Nikolas Antunes cita ‘dobradinha’ de Record e HBO, e reflete sobre arquétipo de galã

À IstoÉ Gente, ator pernambucano fala de 'Dona Beja', o retorno à TV aberta e como sua origem multicultural e posicionamento político moldam sua carreira

Reprodução/HBO
Nikolas Antunes Foto: Reprodução/HBO

Com uma carreira que transita com fluidez entre o cinema, o streaming e a TV aberta, Nikolas Antunes vive um momento de efervescência profissional. O ator, que pode ser visto na releitura de “Dona Beja”, na HBO Max, e integra produções na Record, conversou sobre os desafios de seus novos personagens e a mudança na percepção do público sobre o que significa ser um “galã” nos dias de hoje.

O retorno ao “Povão” à TV aberta

Para Nikolas, a diferença entre os veículos é clara, mas complementar. Enquanto o cinema permite uma profundidade “menos industrial”, é na TV aberta que ele encontra o calor do público imediato. “Eu adoro fazer TV aberta porque já tenho laços com as pessoas.
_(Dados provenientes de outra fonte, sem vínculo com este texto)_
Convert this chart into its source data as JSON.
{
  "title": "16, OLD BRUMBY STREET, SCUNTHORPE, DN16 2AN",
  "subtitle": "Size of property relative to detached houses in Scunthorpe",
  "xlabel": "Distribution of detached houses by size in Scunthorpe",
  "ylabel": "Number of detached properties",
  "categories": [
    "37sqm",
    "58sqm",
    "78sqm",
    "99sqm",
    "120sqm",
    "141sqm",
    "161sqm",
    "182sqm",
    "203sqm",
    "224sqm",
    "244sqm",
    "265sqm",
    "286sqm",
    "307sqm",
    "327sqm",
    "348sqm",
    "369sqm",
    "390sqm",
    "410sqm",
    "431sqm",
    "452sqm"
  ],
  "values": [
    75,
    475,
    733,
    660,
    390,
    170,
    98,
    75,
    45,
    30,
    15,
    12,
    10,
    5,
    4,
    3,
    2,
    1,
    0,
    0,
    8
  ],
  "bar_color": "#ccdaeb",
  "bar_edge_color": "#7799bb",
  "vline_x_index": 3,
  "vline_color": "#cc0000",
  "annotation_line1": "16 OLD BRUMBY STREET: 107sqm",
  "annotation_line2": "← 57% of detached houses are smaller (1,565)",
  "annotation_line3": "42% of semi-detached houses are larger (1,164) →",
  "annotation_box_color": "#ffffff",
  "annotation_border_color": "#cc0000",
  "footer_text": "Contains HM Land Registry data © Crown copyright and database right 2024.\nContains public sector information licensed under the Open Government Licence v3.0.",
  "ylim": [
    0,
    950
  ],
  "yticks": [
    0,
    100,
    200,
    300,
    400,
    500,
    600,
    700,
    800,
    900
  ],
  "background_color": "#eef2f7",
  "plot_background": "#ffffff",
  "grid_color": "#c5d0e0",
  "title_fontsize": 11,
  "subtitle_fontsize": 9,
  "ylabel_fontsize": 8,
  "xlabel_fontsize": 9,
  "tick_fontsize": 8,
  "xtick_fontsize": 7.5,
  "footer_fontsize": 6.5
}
É interessante ter esse retorno na padaria, no mercado. O público avisa para ficar esperto com tal personagem… Esse feedback do ‘povão’ é maravilhoso”, afirma o ator.

Do subúrbio do Rio ao Sertão de 1700

Pernambucano de Recife, mas criado no bairro de Campo Grande, subúrbio do Rio de Janeiro, Nikolas traz na bagagem uma vivência rica que empresta aos seus personagens. Em “Dona Beja”, ele interpreta Waldo, um personagem de época que exigiu uma caracterização rústica — “barbudaço e cabeludo” — e uma preparação intensa baseada no método Meisner, sob orientação de Patrick Sampaio.

Curiosamente, o papel de Waldo não foi o planejado inicialmente. “Eu testei para um personagem e não rolou. Quando estava prestes a fechar outro trabalho, veio o convite para o Waldo. A gente acha que controla as coisas, mas não controla muito”, conta. O universo de 1700 não é estranho ao ator, que já havia frequentado essa estética em “Liberdade, Liberdade” (2016), da TV Globo.

A desconstrução do galã

Questionado sobre o rótulo de galã, comum a atores com seu perfil físico, Nikolas é enfático: o conceito mudou. Para ele, a beleza hoje está atrelada ao posicionamento e à representatividade, citando Wagner Moura como uma grande inspiração. “A figura do galã se dissolveu. A sociedade está interessada em ver qualidade de interpretação, profundidade e o que o artista representa. O negócio deu uma mudada, e que bom! As pessoas querem ver pessoas interessantes, não apenas atributos físicos.”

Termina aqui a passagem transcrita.